Employees in the Indian IT services companies can expect a tough time with regard to their salary hike in the current financial year with experts pegging it at a very modest 3-6 percent increase. This is being attributed largely due to the poor growth and poor expansion of many of the IT services companies.
Besides this there has been a severe dip in campus hiring by the Indian IT industry. Experts such as B.S. Murthy, CEO of the Bengaluru-based executive search firm, LeadershipCapital Consulting Limited, feels that the only good thing to have happened for the Indian IT services firms has been the devaluation of the Indian rupee which continues its downward trend. Since a majority of the business for these firms comes from the U.S. Market, the devaluation of the Indian rupee will help these companies improve their bottom lines.
“There was a time when IT services companies such as Infosys and TCS had hired around 45,000 people in a year from campuses. That number has gone down to around 10,000 a year. It is easy to train thousands of people in back office work but it is very challenging to get and train people in the field of algorithms and other new digital processes. The way things are moving it would be a great thing if many of the IT professionals are able to clinch to their jobs in the year ahead. The hikes would be minimal and would be a basic adjustment to the inflationary trends. Three to six per cent of annual hike is what I foresee for the masses in the IT sector, though exceptions in the form of good performers would be there,” Murthy told THE WEEK.
He also feels that the speed of change in business strategy due to the growing demand in the digital space will show in the form of very average hikes for the employees. “Gone are the days when the IT companies used to grow at a 30-35 percent CAGR. Now the companies growth have slowed down considerably,” added Murthy.

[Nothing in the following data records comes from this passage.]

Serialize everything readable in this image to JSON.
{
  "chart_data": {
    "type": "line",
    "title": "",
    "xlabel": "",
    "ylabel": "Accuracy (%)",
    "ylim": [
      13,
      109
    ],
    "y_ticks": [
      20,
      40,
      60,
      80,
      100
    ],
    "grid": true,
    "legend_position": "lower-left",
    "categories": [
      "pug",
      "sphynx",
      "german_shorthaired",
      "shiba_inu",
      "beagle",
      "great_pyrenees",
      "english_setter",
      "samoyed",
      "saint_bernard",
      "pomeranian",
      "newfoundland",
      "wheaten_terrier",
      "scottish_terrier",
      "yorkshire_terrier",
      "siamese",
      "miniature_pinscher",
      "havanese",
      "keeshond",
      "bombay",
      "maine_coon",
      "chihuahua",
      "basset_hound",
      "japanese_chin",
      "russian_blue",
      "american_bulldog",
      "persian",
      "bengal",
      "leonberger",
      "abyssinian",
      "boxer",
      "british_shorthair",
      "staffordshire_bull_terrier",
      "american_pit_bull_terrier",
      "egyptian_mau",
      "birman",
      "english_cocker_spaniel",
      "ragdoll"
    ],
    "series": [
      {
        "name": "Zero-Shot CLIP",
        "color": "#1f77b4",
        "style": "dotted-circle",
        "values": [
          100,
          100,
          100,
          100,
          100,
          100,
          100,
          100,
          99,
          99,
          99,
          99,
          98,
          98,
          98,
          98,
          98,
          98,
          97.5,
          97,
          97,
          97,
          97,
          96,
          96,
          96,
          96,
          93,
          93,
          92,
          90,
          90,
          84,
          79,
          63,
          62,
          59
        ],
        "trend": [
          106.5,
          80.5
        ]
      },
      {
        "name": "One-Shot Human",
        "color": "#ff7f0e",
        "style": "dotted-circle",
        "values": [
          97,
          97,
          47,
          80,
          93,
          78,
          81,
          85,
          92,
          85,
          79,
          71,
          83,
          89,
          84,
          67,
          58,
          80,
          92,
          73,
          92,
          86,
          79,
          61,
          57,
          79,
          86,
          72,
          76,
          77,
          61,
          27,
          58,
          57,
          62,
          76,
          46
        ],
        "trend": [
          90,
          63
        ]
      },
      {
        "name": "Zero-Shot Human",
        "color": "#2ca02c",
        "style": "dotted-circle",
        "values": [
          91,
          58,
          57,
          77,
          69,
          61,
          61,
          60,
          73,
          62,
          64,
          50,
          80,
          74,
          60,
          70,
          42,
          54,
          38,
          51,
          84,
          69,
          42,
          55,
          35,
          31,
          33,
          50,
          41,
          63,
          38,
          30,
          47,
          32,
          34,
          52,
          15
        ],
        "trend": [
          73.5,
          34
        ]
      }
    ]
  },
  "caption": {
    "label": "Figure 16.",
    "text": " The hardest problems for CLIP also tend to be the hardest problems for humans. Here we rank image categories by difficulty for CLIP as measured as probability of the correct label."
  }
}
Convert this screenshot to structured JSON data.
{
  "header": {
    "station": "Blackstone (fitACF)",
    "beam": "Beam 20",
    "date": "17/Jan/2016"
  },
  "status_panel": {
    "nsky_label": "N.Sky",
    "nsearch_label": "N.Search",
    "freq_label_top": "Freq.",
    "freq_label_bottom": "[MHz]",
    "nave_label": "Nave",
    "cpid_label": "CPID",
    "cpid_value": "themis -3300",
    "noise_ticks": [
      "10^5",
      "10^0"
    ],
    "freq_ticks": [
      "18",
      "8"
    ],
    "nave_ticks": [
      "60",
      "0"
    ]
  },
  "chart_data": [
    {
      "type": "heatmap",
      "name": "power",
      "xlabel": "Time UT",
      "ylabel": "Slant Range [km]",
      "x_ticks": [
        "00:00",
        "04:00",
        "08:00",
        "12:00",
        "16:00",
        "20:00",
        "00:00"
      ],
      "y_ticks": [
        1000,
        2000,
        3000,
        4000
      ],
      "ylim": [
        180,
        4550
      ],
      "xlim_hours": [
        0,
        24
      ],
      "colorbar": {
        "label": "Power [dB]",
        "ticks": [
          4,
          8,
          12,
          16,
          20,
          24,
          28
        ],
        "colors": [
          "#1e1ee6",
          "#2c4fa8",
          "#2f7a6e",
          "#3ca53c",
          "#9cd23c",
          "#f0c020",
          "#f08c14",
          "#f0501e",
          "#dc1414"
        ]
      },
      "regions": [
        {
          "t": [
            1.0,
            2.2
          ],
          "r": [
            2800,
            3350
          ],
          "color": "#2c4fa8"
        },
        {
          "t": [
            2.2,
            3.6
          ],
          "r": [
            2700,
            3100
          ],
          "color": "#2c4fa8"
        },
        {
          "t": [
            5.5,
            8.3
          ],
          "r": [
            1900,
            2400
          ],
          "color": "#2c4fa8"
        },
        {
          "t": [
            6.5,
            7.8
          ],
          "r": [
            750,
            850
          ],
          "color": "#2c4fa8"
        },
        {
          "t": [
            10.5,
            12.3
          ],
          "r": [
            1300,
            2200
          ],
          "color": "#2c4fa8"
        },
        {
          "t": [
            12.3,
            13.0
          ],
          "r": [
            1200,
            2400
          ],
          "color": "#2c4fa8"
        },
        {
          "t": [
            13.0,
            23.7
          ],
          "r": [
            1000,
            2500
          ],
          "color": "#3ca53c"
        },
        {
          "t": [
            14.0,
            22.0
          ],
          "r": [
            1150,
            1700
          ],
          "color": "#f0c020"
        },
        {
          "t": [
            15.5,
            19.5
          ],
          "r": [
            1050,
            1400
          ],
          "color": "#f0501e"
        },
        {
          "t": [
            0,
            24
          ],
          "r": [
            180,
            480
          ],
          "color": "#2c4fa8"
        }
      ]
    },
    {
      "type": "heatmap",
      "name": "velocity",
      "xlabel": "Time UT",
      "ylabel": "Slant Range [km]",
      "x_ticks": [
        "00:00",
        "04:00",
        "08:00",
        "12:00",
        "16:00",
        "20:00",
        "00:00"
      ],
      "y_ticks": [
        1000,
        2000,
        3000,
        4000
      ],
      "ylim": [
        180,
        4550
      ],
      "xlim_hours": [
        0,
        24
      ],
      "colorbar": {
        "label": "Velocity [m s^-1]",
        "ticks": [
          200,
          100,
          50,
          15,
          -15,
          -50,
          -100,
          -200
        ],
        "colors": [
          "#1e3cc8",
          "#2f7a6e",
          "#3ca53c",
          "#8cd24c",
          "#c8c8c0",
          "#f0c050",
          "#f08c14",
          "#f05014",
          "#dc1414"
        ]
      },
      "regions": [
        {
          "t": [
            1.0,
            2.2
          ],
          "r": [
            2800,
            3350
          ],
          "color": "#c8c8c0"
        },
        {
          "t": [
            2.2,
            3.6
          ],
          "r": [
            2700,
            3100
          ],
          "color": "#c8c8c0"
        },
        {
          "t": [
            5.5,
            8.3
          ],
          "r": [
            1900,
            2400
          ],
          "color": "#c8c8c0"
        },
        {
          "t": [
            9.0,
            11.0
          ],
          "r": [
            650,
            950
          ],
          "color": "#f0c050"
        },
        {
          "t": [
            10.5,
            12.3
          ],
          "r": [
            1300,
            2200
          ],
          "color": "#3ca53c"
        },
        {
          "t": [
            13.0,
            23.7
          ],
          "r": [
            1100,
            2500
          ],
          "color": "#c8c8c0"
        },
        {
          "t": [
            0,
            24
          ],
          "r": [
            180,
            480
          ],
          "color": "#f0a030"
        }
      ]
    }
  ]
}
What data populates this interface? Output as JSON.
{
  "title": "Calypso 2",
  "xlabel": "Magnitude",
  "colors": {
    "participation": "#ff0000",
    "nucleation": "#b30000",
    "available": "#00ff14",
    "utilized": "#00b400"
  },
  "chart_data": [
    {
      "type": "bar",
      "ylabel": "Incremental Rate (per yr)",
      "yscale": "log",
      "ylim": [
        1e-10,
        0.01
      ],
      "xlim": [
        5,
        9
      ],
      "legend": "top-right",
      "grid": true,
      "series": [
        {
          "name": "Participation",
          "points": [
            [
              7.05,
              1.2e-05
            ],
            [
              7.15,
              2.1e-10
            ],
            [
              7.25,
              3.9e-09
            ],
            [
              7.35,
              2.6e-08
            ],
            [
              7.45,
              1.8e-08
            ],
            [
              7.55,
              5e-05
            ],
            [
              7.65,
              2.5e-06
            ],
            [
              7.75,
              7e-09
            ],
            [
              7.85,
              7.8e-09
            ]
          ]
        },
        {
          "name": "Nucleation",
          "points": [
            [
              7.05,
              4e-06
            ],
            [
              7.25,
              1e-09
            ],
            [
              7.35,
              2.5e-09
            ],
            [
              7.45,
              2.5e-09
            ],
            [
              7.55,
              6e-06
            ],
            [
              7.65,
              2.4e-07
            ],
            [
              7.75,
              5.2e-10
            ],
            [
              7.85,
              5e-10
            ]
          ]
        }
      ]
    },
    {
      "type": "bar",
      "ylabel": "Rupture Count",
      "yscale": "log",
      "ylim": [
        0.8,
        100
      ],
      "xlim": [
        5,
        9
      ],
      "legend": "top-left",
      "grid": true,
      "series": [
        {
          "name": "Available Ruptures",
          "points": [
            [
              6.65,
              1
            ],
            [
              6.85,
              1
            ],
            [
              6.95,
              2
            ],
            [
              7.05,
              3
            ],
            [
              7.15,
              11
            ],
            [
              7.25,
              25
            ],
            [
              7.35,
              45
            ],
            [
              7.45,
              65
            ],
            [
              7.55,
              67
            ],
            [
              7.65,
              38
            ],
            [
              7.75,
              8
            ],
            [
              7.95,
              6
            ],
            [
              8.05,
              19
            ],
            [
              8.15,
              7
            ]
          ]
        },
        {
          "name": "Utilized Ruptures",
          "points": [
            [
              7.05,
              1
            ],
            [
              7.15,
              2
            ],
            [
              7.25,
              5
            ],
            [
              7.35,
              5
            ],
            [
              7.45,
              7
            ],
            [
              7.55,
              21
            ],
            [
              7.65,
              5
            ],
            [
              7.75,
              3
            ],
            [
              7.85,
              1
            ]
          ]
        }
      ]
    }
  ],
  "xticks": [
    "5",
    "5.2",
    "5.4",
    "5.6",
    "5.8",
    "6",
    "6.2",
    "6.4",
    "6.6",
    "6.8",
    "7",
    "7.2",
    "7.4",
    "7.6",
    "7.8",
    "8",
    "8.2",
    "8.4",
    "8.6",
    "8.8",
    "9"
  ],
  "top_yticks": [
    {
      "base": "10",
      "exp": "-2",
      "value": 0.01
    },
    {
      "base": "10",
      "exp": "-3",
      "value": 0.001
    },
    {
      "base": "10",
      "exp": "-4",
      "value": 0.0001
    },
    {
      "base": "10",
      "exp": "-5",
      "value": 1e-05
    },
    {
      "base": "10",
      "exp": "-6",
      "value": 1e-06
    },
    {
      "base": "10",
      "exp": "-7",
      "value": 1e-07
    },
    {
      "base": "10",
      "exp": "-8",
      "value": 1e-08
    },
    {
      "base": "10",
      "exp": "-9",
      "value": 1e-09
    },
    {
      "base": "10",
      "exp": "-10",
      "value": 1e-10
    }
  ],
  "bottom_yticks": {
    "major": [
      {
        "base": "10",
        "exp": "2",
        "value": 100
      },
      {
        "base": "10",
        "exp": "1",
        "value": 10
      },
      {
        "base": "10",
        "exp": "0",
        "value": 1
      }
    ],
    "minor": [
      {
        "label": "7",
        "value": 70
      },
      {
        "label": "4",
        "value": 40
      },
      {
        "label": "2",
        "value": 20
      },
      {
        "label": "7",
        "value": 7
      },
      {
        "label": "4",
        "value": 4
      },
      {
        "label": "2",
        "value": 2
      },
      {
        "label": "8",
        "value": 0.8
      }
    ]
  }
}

Another expert Alok Shende of Mumbai-based Ascentius Consulting feels that there are multiplicity of restraining forces that are simultaneously at play. “The wage rates in the industry are still under the shadow of the 2017 IT industry slowdown. While there are glimmer of signals that allude to improvements in the base growth rate, the pressure on wages is likely to continue owing to the shift to digital. Non-digital billing rates and hence, the wage growth rates for employees engaged in these services are likely to remain under pressure in the foreseeable future. Finally, the shift to digital has not happened to the extent that it will elevate the aggregate wage growth rates,” said Shende.